AMSTERDAM: Dutch retail giant Ahold announced a more than threefold jump in net profit on the back of a strong dollar as it moves to create one of the world’s largest supermarket groups. Net profit jumped from 50 million euros ($54.5 million) to 213 million euros year-on-year, as Ahold bounced back after a taking a huge tax hit in 2014 and settling a $297 million lawsuit in the United States.
Turnover climbed by 14.9 percent to 11.2 billion euros, buoyed by a strong dollar. The increase would have been just 1.4 percent at fixed rates. Operating profit however dipped by 8.9 percent, held back by the rollout of new products in the United States and increased investments in Ahold’s online businesses, the group said in a statement. More than half of Ahold’s sales were in the United States, where they jumped by 19.9 percent but were down 2.1 percent at fixed rates, the company said.

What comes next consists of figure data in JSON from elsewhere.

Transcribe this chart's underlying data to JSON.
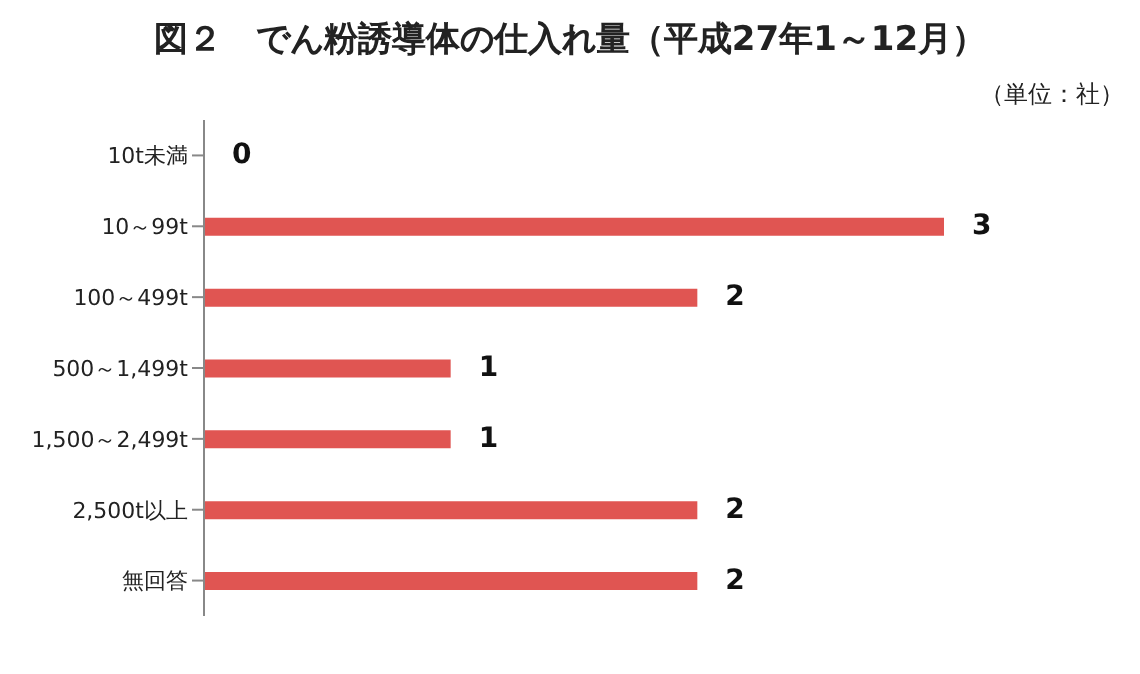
{
  "chart_data": {
    "type": "bar",
    "orientation": "horizontal",
    "title": "図２　でん粉誘導体の仕入れ量（平成27年1～12月）",
    "annotations": [
      "（単位：社）"
    ],
    "categories": [
      "10t未満",
      "10～99t",
      "100～499t",
      "500～1,499t",
      "1,500～2,499t",
      "2,500t以上",
      "無回答"
    ],
    "values": [
      0,
      3,
      2,
      1,
      1,
      2,
      2
    ],
    "color": "#e05552",
    "data_labels": true,
    "grid": false
  }
}
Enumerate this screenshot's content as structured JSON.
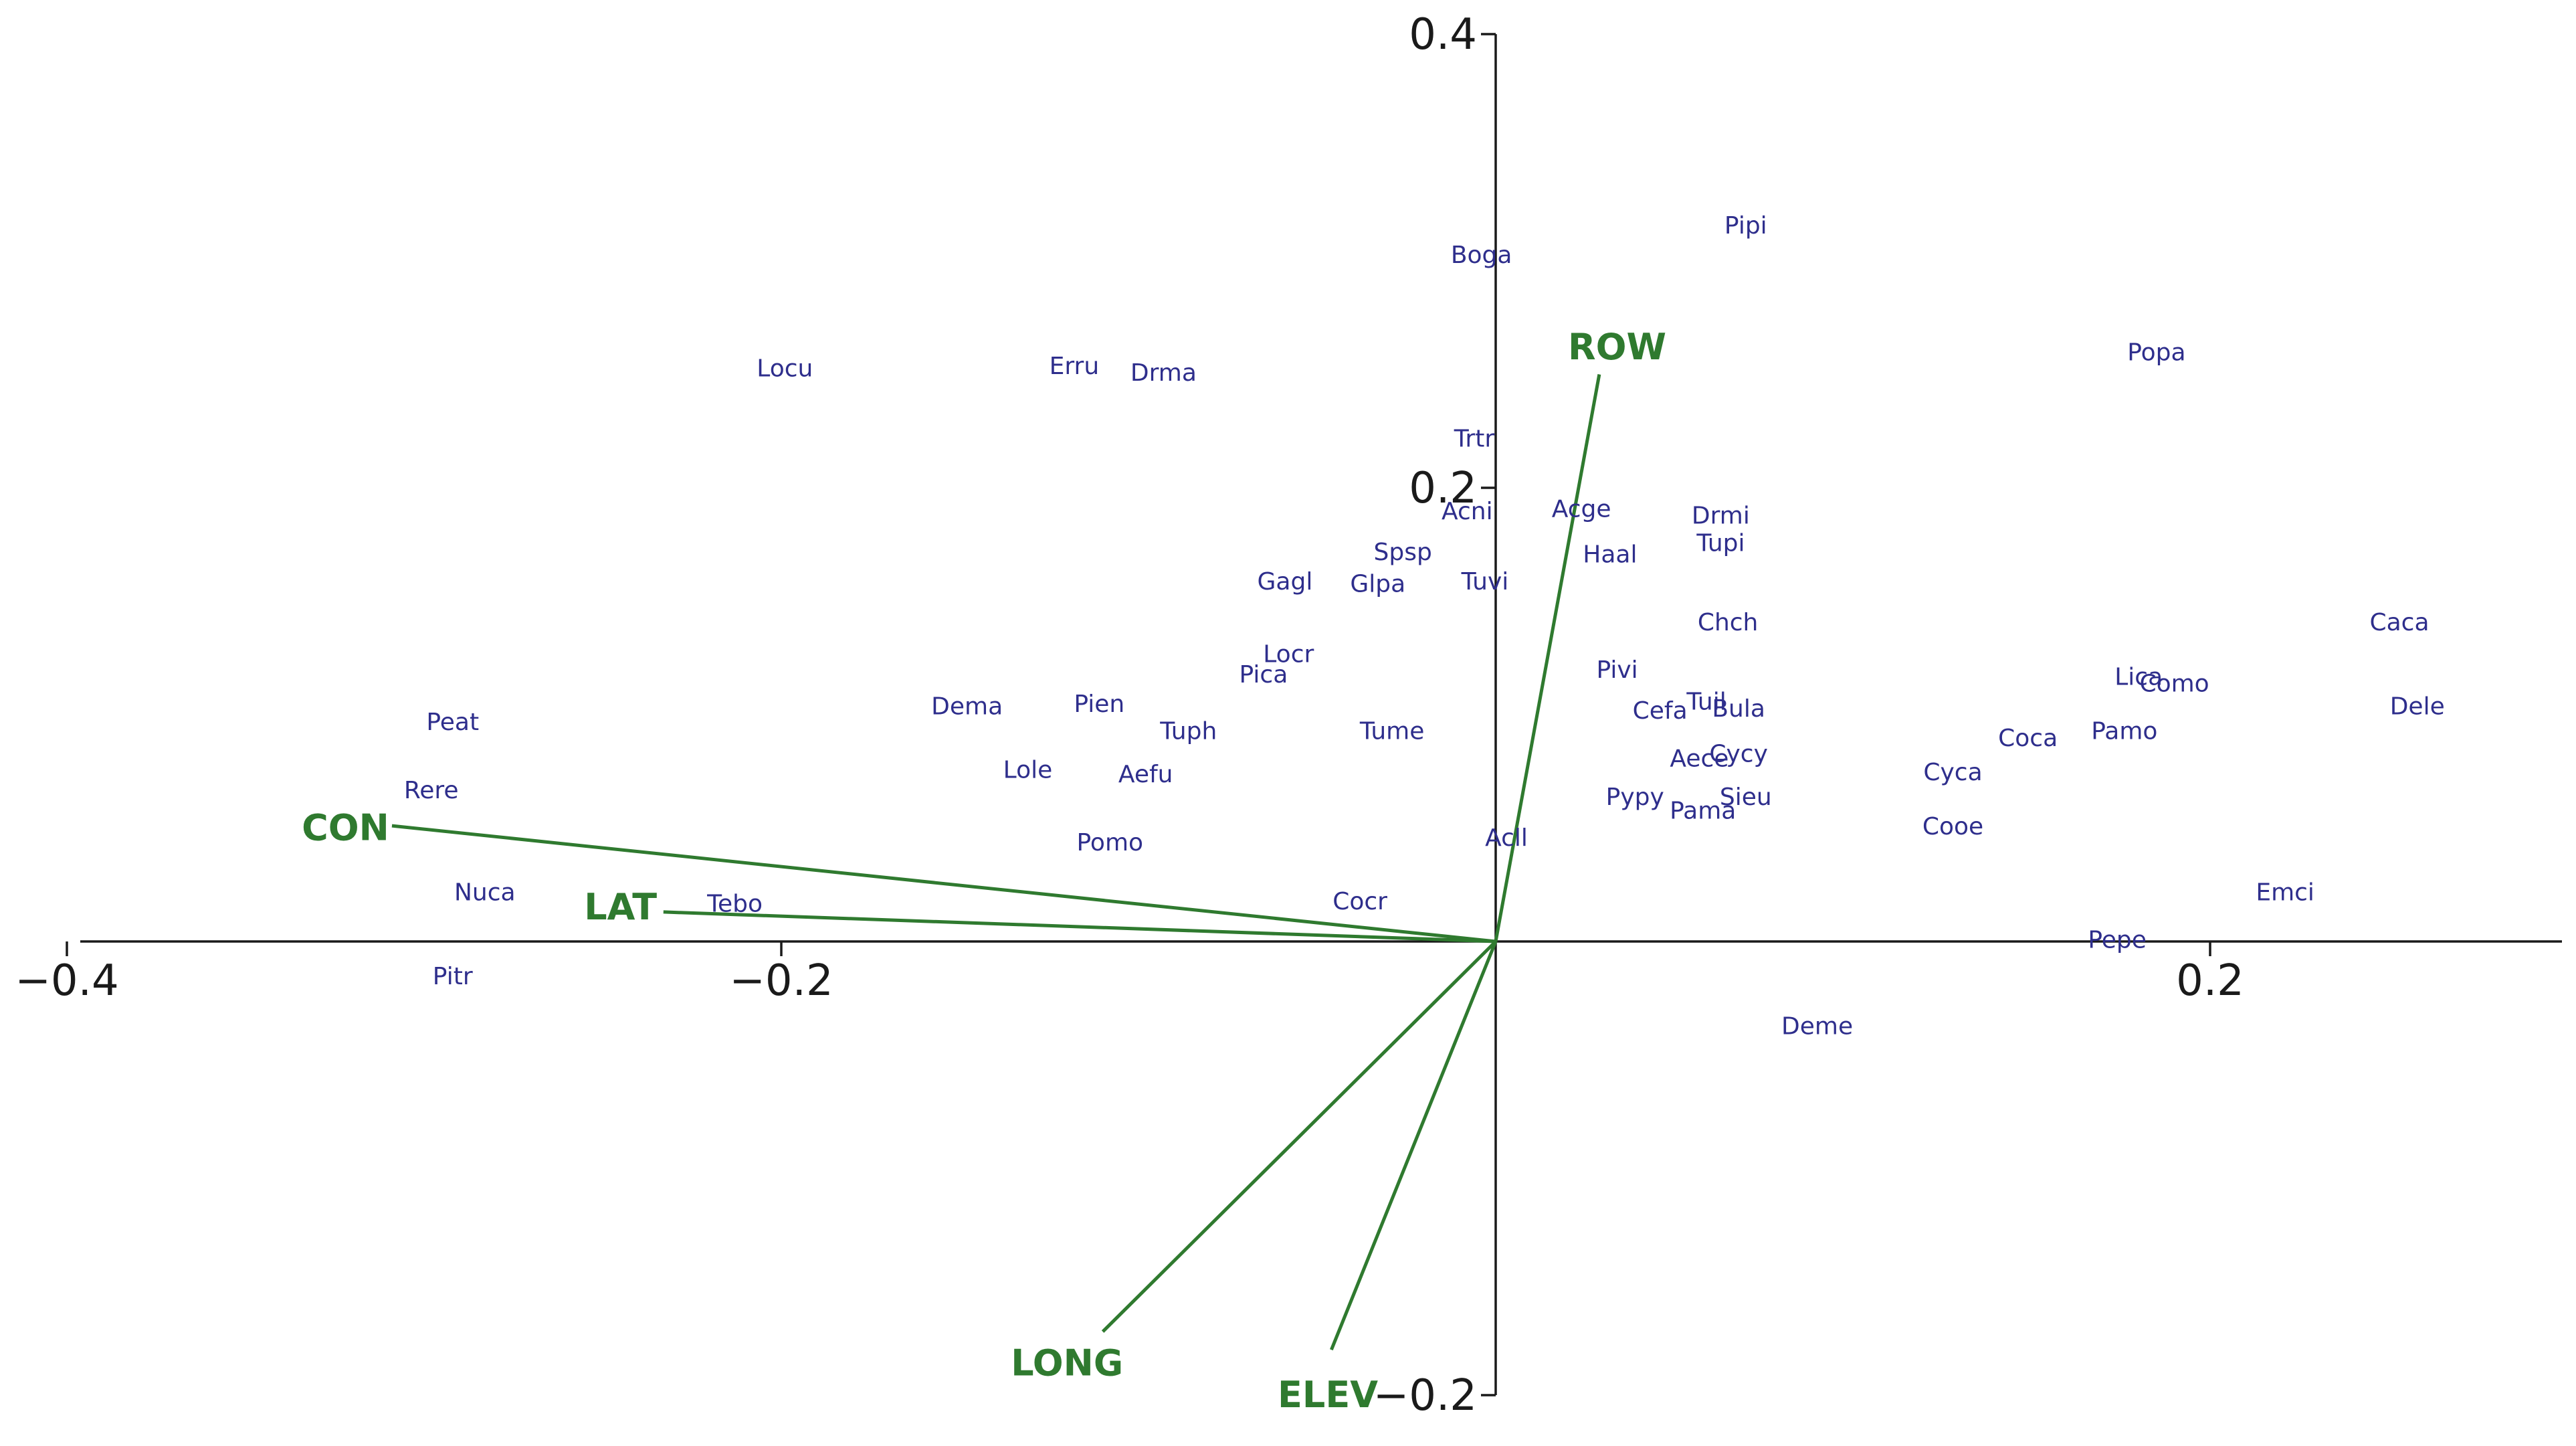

Its US-based arm continued to roll out new products – particularly of its own brand – but faced stiff competition from discount chain stores. A drop in fuel prices “had a positive impact” in the United States but was “more than offset by increased cost for snow removal, increased energy use and lower reimbursements on pharmacy products,” Ahold said.
In The Netherlands, Ahold continues to dominate the market with its Albert Heijn brand, with sales up 5.7 percent year-on-year. And 10 new Albert Heijn stores opened in Belgium last year. Ahold and Belgian supermarket giant Delhaize began talks earlier this month on a merger that would create one of the world’s biggest food retail groups.